Pubblico impiego, il congedo parentale all'80% è assorbito dalla norma contrattuale di maggior favore
Il chiarimento della Funzione pubblica che risolve un rebus di non poco conto
Il trattamento economico di miglior favore, introdotto dalla legge di bilancio 2023 per uno dei tre mesi non trasferibili di congedo parentale dei genitori, che se goduto alternativamente, entro i sei anni di vita del figlio, è retribuito all'80% invece che al 30%, non si applica per il personale delle pubbliche amministrazioni laddove il contratto nazionale di comparto riconosce già la misura del 100% per i primi trenta giorni.
Sono questi i contenuti del tanto atteso chiarimento della Funzione pubblica (parere DFP-0020810-P-27/03/2023), che risolve un rebus di non poco conto.
Le difficoltà interpretative nascono dall'articolo 1, comma 359, della legge di bilancio 2023 che, novellando l'articolo 34 del decreto legislativo 151/2001, ha elevato la misura dell'indennità per congedo parentale all'80%, rispetto all'ordinaria entità del 30%, per la durata massima di un mese, se goduto in via alternativa fra i genitori fino al sesto anno di vita del figlio.
Sono nove i mesi di congedo parentale retribuiti con un'indennità pari al 30%. Di questi nove mesi, tre non sono trasferibili per ciascun genitore e altri tre sono alternativi. La modifica al Testo Unico sulla maternità e paternità ad opera della Legge di Bilancio ci ha restituito uno dei tre mesi non trasferibili, retribuito all'80% se goduto entro i 6 anni di vita del figlio e in via alternativa tra i genitori.

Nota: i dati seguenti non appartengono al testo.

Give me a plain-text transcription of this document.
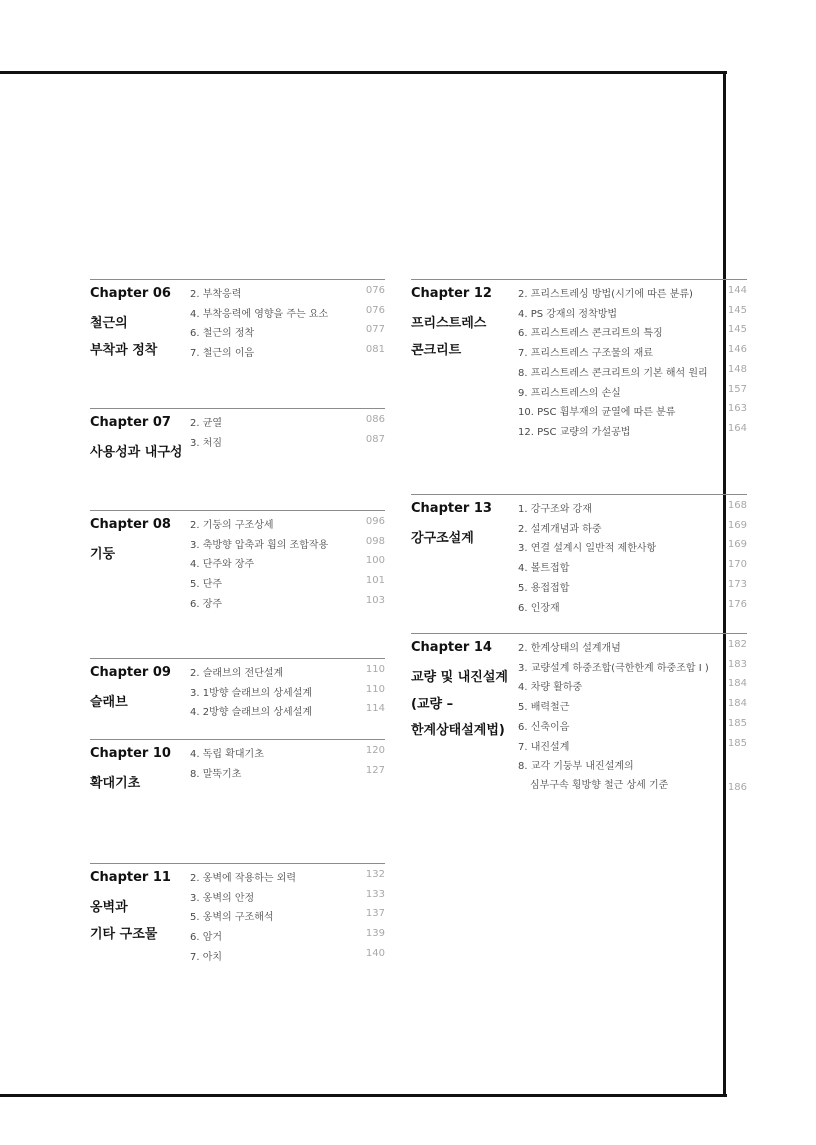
Chapter 06
철근의
부착과 정착
2. 부착응력	076
4. 부착응력에 영향을 주는 요소	076
6. 철근의 정착	077
7. 철근의 이음	081
Chapter 07
사용성과 내구성
2. 균열	086
3. 처짐	087
Chapter 08
기둥
2. 기둥의 구조상세	096
3. 축방향 압축과 휨의 조합작용	098
4. 단주와 장주	100
5. 단주	101
6. 장주	103
Chapter 09
슬래브
2. 슬래브의 전단설계	110
3. 1방향 슬래브의 상세설계	110
4. 2방향 슬래브의 상세설계	114
Chapter 10
확대기초
4. 독립 확대기초	120
8. 말뚝기초	127
Chapter 11
옹벽과
기타 구조물
2. 옹벽에 작용하는 외력	132
3. 옹벽의 안정	133
5. 옹벽의 구조해석	137
6. 암거	139
7. 아치	140
Chapter 12
프리스트레스
콘크리트
2. 프리스트레싱 방법(시기에 따른 분류)	144
4. PS 강재의 정착방법	145
6. 프리스트레스 콘크리트의 특징	145
7. 프리스트레스 구조물의 재료	146
8. 프리스트레스 콘크리트의 기본 해석 원리 148
9. 프리스트레스의 손실	157
10. PSC 휨부재의 균열에 따른 분류	163
12. PSC 교량의 가설공법	164
Chapter 13
강구조설계
1. 강구조와 강재	168
2. 설계개념과 하중	169
3. 연결 설계시 일반적 제한사항	169
4. 볼트접합	170
5. 용접접합	173
6. 인장재	176
Chapter 14
교량 및 내진설계
(교량 –
한계상태설계법)
2. 한계상태의 설계개념	182
3. 교량설계 하중조합(극한한계 하중조합 I ) 183
4. 차량 활하중	184
5. 배력철근	184
6. 신축이음	185
7. 내진설계	185
8. 교각 기둥부 내진설계의
심부구속 횡방향 철근 상세 기준	186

Sin da subito è stato evidenziato (si veda NT+ Enti locali & edilizia del 17 febbraio), che la formulazione della disposizione novellata potesse lasciar intendere nel pubblico impiego che il beneficio fosse aggiuntivo rispetto alle disposizioni contrattuali che si ripetono in ugual modo nei comparti pubblici e che prevedono per le lavoratrici madri o in alternativa per i lavoratori padri, i primi trenta giorni di congedo parentale retribuiti per intero.
L'interpretazione estensiva nasce dalla formulazione dei due diversi disposti: quello contrattuale specifica che ad essere retribuito per intero sia il primo mese di congedo parentale, mentre il d.lgs. 151/2001 parla di un mese di congedo parentale, dei tre non trasferibili.
Questo grattacapo non ha trovato risposte nell'Aran (parere protocollo entrata n. 663 del 23/1/2023) che ha passato la mano alla Funzione Pubblica in quanto istituzionalmente competente per l'interpretazione delle norme di legge.
Per i tecnici di Palazzo Vidoni la soluzione è da ricercare all'interno dei contratti nazionali di lavoro. Ai pubblici dipendenti possono essere erogati solo i trattamenti economici espressamente previsti dalla contrattazione collettiva in combinazione con quanto stabilito dalla fonte legale.
Da ciò ne consegue che qualora nella disciplina contrattuale (come per il personale degli enti locali con l'articolo 45, comma 3, del contratto del 16 novembre 2022) è già contemplata una norma di maggior favore per i primi trenta giorni di congedo (pagati al 100% della retribuzione) rispetto alla disciplina legale (indennità pari al 30% del trattamento economico in godimento ora elevata all'80% per effetto della novella normativa) la novella disposizione contenuta nella legge di bilancio 2023 non può trovare applicazione.
Ciò in ragione del fatto che al medesimo periodo il contratto nazionale di riferimento già riconosce una posizione di maggior favore.
Rimane da chiarire ora, se la cornice di fonte legale come modificata da ultimo, torna ad arginare temporalmente il limite di retribuibilità per intero del congedo parentale contenuto nel contratto. Se cioè il primo mede di congedo parentale nel pubblico impiego possa essere retribuito per intero, ove goduto alternativamente, anche oltre la soglia anagrafica dei 6 anni del figlio.